Pakistan's central bank has issued new
rules for the operation of Islamic banking windows, aiming to strengthen their
role in the world's second-most populous Muslim nation, reports Reuters (28
March 2014).
The new requirements come at a time when Pakistan
is stepping up efforts to develop Islamic finance, prompting several
banks
to expand their operations in the sector.

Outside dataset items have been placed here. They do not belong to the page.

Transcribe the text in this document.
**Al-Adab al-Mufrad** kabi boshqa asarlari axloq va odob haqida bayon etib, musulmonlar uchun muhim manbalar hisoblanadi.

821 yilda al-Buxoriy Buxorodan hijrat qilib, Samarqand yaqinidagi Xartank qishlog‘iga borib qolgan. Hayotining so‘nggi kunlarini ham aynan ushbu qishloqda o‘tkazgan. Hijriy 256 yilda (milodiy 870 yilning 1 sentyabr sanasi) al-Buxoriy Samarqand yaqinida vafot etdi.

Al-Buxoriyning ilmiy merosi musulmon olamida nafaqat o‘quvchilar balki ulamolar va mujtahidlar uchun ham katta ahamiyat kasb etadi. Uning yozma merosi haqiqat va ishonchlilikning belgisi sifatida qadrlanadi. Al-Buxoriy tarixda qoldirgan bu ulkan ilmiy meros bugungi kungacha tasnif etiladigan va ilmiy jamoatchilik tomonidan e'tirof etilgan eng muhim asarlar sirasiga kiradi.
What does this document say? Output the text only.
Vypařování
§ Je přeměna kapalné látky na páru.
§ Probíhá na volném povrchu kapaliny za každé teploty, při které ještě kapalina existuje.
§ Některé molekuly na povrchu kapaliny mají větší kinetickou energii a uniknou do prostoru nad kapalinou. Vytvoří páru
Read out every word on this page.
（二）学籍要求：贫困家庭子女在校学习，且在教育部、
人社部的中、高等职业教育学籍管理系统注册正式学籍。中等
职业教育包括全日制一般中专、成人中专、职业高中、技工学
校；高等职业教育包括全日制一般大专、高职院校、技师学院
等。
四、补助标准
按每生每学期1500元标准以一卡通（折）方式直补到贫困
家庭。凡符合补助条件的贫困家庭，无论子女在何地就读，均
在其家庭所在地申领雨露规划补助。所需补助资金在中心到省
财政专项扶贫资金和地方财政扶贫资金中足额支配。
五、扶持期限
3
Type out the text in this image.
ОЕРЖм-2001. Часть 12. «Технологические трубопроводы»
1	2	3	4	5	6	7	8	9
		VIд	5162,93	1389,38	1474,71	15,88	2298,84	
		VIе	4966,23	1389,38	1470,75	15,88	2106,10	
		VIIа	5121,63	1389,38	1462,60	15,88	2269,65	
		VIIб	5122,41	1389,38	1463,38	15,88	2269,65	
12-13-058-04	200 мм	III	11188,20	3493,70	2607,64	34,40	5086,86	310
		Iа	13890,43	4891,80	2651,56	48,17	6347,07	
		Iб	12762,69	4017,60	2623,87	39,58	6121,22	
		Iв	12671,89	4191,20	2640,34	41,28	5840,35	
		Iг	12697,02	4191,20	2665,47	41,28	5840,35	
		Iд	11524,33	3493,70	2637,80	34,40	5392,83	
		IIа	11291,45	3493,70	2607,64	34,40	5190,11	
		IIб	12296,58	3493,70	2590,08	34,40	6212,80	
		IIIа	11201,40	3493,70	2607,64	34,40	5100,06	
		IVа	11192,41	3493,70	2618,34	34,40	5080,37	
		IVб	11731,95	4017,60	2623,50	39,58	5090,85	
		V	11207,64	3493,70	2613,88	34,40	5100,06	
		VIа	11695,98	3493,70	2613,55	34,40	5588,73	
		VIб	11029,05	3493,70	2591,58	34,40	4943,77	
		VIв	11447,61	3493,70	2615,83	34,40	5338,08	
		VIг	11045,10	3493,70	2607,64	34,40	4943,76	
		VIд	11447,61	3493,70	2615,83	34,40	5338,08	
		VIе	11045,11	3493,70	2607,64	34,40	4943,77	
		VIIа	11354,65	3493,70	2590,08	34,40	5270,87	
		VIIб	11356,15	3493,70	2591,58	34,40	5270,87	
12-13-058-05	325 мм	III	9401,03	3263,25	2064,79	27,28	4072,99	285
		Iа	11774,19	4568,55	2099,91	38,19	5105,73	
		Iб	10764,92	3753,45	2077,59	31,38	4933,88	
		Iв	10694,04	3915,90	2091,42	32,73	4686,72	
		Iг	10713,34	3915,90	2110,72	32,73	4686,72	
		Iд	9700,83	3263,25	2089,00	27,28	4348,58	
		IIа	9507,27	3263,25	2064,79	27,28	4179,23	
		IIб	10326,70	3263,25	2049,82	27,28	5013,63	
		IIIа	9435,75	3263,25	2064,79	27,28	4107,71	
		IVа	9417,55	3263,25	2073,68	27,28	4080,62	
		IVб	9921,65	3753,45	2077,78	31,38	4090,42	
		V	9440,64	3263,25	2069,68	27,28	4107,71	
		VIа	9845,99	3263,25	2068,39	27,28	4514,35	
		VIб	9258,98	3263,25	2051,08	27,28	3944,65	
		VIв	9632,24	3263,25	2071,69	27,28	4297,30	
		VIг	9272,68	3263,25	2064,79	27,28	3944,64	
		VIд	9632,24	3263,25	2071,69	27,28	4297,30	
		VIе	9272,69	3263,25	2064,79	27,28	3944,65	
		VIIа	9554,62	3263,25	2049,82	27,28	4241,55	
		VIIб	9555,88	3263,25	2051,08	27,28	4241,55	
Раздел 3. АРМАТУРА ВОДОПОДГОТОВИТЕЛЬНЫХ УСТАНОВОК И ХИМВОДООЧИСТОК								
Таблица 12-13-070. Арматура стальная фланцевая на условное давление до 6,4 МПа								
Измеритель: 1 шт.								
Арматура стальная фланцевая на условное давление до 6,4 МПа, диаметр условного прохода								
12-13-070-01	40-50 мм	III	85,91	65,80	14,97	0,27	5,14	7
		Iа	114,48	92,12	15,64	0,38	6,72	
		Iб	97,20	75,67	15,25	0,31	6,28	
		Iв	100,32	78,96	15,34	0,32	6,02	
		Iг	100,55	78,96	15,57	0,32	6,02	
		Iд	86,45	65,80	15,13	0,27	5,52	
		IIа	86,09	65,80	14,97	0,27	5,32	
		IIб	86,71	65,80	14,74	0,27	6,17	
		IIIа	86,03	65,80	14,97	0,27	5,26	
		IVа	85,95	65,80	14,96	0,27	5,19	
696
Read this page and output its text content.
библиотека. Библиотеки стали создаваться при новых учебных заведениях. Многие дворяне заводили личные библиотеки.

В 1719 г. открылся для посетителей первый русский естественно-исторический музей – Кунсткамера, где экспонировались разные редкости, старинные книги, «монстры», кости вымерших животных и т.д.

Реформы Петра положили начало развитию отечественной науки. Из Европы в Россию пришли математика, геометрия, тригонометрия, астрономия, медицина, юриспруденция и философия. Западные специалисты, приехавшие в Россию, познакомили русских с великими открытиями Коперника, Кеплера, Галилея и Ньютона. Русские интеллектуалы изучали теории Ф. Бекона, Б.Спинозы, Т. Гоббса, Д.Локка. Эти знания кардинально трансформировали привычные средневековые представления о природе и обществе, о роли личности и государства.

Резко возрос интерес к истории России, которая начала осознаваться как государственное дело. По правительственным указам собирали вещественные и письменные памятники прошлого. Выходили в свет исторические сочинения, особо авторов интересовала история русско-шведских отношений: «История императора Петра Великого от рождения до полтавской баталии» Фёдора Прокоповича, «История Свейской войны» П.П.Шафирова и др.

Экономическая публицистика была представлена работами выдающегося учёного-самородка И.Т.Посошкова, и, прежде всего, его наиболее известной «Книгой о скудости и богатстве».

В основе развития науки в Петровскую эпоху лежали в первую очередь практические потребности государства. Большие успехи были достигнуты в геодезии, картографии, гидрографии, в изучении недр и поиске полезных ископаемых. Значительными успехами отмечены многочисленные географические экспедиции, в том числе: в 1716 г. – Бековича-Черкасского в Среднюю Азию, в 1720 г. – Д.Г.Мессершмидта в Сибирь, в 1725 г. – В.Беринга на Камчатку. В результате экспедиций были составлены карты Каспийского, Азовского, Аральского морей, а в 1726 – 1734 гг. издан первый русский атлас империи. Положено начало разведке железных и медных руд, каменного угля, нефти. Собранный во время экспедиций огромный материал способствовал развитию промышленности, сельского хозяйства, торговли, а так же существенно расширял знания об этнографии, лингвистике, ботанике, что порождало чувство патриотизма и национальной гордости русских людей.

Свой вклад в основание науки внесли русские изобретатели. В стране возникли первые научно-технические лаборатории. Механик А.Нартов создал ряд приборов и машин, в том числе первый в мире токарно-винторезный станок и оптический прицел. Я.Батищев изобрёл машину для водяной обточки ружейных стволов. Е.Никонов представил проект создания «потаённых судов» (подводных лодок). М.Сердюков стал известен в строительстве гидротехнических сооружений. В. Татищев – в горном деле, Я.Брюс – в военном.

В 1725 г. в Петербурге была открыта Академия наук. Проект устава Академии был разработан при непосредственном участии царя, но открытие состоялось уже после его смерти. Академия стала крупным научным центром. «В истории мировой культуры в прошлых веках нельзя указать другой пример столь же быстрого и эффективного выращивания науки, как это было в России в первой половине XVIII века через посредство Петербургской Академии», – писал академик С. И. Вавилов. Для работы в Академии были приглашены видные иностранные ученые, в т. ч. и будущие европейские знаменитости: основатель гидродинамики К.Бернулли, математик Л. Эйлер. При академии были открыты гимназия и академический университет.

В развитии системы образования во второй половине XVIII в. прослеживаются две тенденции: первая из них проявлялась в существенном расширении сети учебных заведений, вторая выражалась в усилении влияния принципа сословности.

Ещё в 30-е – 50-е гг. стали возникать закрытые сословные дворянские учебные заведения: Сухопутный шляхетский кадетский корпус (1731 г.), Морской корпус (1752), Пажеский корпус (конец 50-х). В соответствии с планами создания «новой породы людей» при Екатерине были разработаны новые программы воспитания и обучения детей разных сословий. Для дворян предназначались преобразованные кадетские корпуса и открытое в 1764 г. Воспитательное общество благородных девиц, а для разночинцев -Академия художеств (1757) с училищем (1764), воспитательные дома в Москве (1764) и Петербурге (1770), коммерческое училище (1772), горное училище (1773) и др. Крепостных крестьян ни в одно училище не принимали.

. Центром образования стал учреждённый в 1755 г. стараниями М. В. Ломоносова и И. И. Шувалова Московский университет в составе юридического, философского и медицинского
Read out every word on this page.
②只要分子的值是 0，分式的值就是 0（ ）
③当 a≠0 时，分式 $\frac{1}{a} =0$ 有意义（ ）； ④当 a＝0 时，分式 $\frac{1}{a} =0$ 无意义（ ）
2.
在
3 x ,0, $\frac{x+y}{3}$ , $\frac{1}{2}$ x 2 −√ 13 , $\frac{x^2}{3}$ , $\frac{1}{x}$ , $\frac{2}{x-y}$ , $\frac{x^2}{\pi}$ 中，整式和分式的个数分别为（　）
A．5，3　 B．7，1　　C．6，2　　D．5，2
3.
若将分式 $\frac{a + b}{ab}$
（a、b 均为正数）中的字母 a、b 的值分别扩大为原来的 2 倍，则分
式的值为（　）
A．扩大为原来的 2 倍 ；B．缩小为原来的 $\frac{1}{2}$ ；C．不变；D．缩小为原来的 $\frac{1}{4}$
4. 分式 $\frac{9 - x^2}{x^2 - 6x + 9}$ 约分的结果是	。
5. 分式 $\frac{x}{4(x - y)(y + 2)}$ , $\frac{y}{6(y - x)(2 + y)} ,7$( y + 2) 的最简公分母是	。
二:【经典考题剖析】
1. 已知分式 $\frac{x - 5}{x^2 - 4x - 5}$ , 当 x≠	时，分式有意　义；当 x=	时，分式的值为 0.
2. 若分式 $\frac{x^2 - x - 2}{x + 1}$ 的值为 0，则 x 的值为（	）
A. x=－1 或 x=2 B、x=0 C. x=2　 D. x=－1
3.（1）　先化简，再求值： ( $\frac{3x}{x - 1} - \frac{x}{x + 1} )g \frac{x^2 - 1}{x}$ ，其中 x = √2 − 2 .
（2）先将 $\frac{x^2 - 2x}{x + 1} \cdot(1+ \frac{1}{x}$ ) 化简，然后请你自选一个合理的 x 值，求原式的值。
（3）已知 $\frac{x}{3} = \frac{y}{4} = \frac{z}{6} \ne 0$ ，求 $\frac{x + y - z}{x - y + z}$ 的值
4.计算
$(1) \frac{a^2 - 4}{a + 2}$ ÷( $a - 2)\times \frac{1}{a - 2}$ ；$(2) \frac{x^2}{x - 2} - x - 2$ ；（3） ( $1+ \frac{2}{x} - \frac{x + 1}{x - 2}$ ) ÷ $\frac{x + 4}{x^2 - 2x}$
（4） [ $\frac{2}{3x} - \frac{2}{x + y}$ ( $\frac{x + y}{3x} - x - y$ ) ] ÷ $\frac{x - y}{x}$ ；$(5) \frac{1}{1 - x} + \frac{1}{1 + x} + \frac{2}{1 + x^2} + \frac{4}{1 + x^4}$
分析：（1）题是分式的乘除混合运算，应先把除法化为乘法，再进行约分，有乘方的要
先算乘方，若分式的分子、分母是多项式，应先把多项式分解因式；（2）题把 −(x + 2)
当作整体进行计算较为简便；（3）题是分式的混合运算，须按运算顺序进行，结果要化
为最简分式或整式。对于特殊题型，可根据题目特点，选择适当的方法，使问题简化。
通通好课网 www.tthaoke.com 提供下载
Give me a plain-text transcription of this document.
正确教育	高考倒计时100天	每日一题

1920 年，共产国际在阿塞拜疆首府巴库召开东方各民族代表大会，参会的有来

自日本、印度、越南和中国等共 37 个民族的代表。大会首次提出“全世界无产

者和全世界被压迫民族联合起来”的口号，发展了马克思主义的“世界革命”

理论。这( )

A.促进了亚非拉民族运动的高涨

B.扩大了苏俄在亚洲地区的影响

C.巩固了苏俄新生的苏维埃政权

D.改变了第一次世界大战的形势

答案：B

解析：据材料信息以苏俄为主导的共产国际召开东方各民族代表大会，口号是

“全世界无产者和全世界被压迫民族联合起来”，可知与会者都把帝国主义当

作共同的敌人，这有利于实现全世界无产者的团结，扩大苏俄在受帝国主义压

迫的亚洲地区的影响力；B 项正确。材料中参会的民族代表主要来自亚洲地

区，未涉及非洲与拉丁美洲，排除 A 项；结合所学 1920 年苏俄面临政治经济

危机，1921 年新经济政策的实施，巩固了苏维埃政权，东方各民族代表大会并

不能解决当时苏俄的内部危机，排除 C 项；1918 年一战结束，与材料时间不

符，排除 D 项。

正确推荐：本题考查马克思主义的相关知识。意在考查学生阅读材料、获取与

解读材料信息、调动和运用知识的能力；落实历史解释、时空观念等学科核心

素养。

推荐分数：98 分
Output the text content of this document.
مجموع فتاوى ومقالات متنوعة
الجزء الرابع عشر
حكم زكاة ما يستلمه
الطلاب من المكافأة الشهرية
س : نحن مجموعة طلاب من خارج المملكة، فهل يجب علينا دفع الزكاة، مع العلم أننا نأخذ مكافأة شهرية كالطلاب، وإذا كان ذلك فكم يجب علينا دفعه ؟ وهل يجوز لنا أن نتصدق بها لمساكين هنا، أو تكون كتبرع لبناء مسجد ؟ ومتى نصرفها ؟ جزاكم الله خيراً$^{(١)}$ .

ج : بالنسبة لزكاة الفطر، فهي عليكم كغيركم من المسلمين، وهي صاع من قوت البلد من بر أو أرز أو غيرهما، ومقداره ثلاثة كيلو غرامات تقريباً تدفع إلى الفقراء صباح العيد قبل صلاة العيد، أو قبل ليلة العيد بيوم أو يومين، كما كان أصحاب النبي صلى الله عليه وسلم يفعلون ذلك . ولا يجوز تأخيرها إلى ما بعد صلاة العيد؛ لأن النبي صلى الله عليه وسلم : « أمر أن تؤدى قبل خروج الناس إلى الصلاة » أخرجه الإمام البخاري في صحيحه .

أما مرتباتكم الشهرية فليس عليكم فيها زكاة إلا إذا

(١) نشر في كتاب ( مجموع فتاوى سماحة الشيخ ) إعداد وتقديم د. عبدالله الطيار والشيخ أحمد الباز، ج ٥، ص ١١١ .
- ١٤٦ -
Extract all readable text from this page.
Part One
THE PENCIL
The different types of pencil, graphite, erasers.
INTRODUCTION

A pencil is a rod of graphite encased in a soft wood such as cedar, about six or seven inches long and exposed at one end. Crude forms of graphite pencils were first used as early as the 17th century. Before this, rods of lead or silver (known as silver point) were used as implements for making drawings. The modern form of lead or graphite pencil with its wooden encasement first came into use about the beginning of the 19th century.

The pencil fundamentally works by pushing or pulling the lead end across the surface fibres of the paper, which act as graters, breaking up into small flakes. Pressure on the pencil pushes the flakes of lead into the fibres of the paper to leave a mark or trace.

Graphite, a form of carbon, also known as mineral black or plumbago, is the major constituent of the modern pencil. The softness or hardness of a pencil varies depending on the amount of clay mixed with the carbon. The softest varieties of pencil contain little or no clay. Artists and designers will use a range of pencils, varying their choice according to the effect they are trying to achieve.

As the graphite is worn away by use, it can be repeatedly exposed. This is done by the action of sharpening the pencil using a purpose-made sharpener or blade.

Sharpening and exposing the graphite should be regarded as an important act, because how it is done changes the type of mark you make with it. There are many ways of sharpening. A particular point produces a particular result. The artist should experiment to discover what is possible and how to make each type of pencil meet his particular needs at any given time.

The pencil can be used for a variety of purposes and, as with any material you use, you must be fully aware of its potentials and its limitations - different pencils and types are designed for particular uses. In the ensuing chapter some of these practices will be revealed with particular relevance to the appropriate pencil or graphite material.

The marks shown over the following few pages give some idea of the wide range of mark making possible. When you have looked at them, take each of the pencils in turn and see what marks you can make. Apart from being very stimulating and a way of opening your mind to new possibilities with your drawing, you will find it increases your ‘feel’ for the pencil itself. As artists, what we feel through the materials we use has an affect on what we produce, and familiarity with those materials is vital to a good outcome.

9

Bank will have to obtain written approval from the State Bank of Pakistan
before opening each Islamic window, as well as providing the regulator with
additional details on staffing, training and marketing
arrangements, the report adds.
THE REPORT GOES ON:
Islamic windows allow conventional lenders
to offer Islamic financial services, provided client money is segregated from the
rest of the bank.
As of December, Pakistan's full-fledged
Islamic banks had a combined network of 767 branches while conventional banks
had 441 Islamic branches and 96 sub-branches, the central bank said.
Different approaches to the Islamic window
format have emerged over the years: In Oman windows are allowed only through
standalone branches, while in 2011 Qatar banned Islamic windows outright.
The rules could help consumers better
distinguish Islamic financial products from conventional ones, improving the
industry's perception and overall uptake.
Regulators in Pakistan hope to expand the
industry's branch network and bring Islamic banking' s market share to 15
percent of the system by 2018.
As of December, Islamic banks held assets
worth 1 trillion rupees ($10 billion), a 21.1 percent increase from a year
earlier and representing 11.2 percent of total banking assets.
Some conventional lenders are also opting
to convert their operations into full-fledged Islamic banks.
Last week, the majority shareholder of
Karachi-based Faysal Bank said it would convert the bank into a full-fledged
Islamic unit in the next two to three years.